# Chapter 18: Optimization and Parallelization

[![Open In Colab](https://colab.research.google.com/assets/colab-badge.svg)](https://colab.research.google.com/github/adiel2012/computer-vision/blob/main/chapter_18_optimization_and_parallelization.ipynb)

**Performance optimization** is critical for production rendering. This chapter covers algorithmic optimizations, multi-threading, SIMD vectorization, and GPU acceleration strategies.

In [None]:
import numpy as np
import matplotlib.pyplot as plt
import time
import math
from typing import List, Tuple
import threading
from concurrent.futures import ThreadPoolExecutor, ProcessPoolExecutor
from multiprocessing import cpu_count

## 1. Profiling and Measurement

**Always profile before optimizing!**

### Performance Metrics

- **Time**: Wall-clock, CPU time
- **Throughput**: Rays/second, pixels/second
- **Memory**: Peak usage, allocations
- **Cache**: Hit rate, misses

### Amdahl's Law

Maximum speedup from parallelization:

$$
S = \frac{1}{(1-P) + \frac{P}{N}}
$$

where:
- $P$ = fraction of code that can be parallelized
- $N$ = number of processors

Example: If 90% parallelizable with 8 cores:
$$
S = \frac{1}{0.1 + \frac{0.9}{8}} \approx 4.7\times
$$

In [None]:
class Timer:
    """Simple profiling timer"""
    def __init__(self, name="Operation"):
        self.name = name
        self.start_time = None
    
    def __enter__(self):
        self.start_time = time.time()
        return self
    
    def __exit__(self, *args):
        elapsed = time.time() - self.start_time
        print(f"{self.name}: {elapsed:.4f} seconds")

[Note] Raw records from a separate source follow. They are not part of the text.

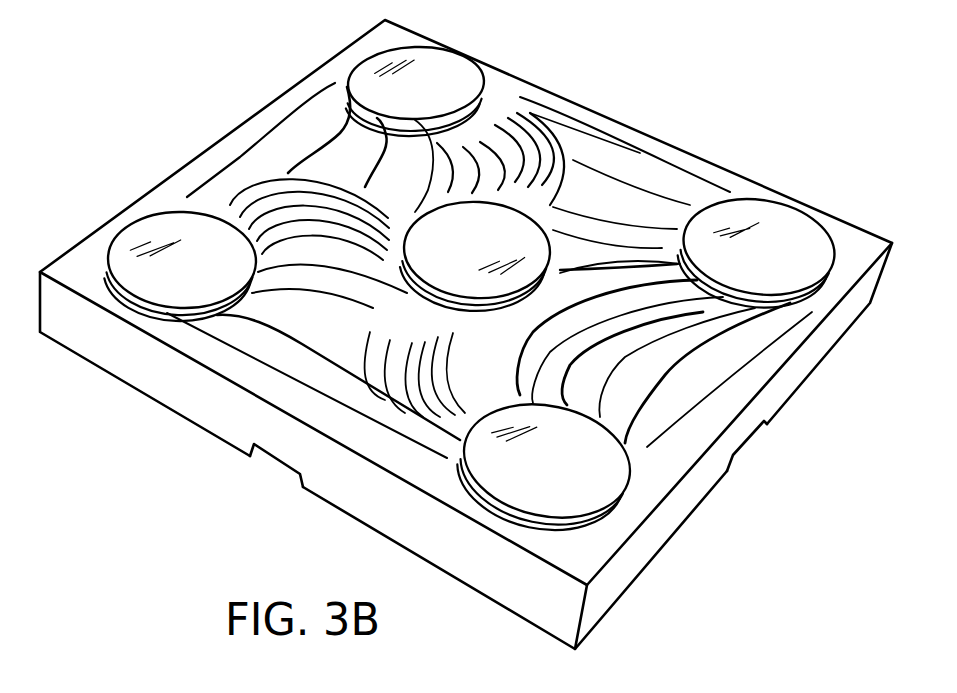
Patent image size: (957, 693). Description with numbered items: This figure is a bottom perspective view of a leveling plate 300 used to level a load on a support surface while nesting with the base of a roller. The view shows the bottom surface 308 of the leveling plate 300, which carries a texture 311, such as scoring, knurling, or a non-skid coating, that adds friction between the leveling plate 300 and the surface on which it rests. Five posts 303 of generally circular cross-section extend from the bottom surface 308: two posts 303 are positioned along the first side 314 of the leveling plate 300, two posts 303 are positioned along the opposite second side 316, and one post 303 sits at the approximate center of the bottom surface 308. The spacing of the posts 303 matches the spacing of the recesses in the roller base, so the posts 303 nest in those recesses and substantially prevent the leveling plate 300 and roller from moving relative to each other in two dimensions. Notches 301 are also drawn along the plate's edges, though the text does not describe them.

The leveling plate 300 is at (632, 115).
The notch 301 is at (280, 463).
The posts 303 is at (182, 228).
The bottom surface 308 is at (354, 338).
The texture 311 is at (662, 182).
The first side 314 is at (493, 575).
The second side 316 is at (563, 97).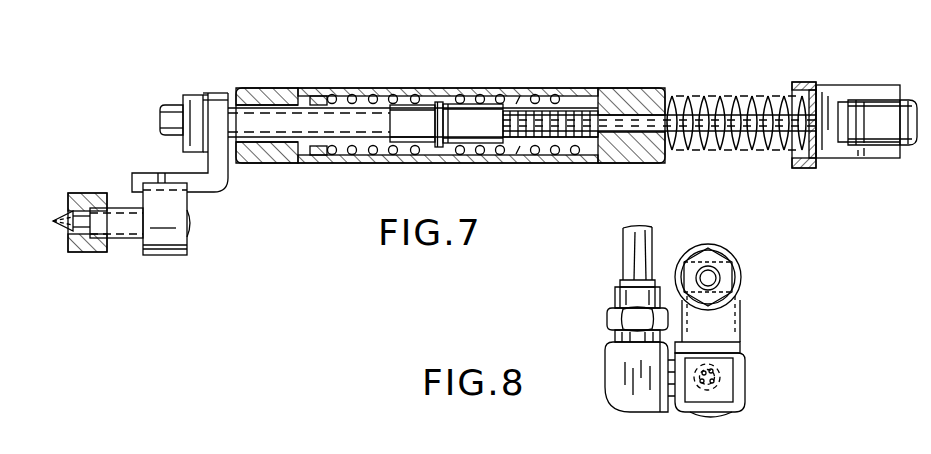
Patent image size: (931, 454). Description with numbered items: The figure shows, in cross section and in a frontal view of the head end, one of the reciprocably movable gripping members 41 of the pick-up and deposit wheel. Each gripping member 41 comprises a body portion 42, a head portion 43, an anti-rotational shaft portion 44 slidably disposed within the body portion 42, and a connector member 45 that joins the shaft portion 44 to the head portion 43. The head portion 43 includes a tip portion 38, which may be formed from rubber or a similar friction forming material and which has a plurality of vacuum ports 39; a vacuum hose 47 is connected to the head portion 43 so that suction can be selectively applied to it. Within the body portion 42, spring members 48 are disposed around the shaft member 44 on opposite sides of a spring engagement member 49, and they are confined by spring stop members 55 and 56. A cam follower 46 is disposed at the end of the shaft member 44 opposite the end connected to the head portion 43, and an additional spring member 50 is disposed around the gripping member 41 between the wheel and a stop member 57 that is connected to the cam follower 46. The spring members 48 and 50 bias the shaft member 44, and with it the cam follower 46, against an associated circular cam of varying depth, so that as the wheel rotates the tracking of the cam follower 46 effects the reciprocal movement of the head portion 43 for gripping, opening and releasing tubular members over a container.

In FIG. 7, the tip portion 38 is at (82, 254).
In FIG. 8, the tip portion 38 is at (725, 400).
In FIG. 7, the vacuum ports 39 is at (56, 222).
In FIG. 8, the vacuum ports 39 is at (712, 376).
In FIG. 7, the gripping member 41 is at (598, 82).
In FIG. 7, the body portion 42 is at (440, 100).
In FIG. 7, the head portion 43 is at (158, 260).
In FIG. 8, the head portion 43 is at (738, 339).
In FIG. 7, the anti-rotational shaft portion 44 is at (348, 122).
In FIG. 7, the connector member 45 is at (224, 192).
In FIG. 7, the cam follower 46 is at (866, 118).
In FIG. 8, the vacuum hose 47 is at (632, 258).
In FIG. 7, the spring members 48 is at (378, 95).
In FIG. 7, the spring engagement member 49 is at (462, 100).
In FIG. 7, the additional spring member 50 is at (728, 96).
In FIG. 7, the spring stop member 55 is at (596, 110).
In FIG. 7, the spring stop member 56 is at (306, 92).
In FIG. 7, the stop member 57 is at (808, 82).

def benchmark(func, *args, iterations=10):
    """Benchmark function with multiple iterations"""
    times = []
    for _ in range(iterations):
        start = time.time()
        func(*args)
        times.append(time.time() - start)
    
    mean_time = np.mean(times)
    std_time = np.std(times)
    return mean_time, std_time

print("✓ Profiling tools loaded")

## 2. Algorithmic Optimizations

### Early Ray Termination

Stop tracing when contribution becomes negligible:

$$
\text{throughput} < \epsilon \implies \text{terminate}
$$

### Bounding Volume Hierarchy (Review)

- Use SAH for optimal splits
- Traverse in front-to-back order
- Cache-friendly memory layout

### Incremental Computation

Reuse calculations across iterations:
- Don't recompute static geometry
- Cache intersection data
- Incremental updates for animation

In [None]:
# Example: Naive vs optimized matrix-vector multiplication

def matmul_naive(matrix, vector):
    """Naive matrix-vector multiply (list of lists)"""
    n = len(matrix)
    result = [0] * n
    for i in range(n):
        for j in range(n):
            result[i] += matrix[i][j] * vector[j]
    return result

def matmul_numpy(matrix, vector):
    """NumPy optimized (BLAS)"""
    return np.dot(matrix, vector)

# Benchmark
size = 100
mat_list = [[float(i + j) for j in range(size)] for i in range(size)]
vec_list = [float(i) for i in range(size)]
mat_np = np.array(mat_list)
vec_np = np.array(vec_list)

with Timer("Naive matmul"):
    for _ in range(100):
        matmul_naive(mat_list, vec_list)

with Timer("NumPy matmul"):
    for _ in range(100):
        matmul_numpy(mat_np, vec_np)

print("NumPy uses optimized BLAS routines (often 10-100x faster)")

## 3. Data Structure Optimization

### Array of Structures (AoS) vs Structure of Arrays (SoA)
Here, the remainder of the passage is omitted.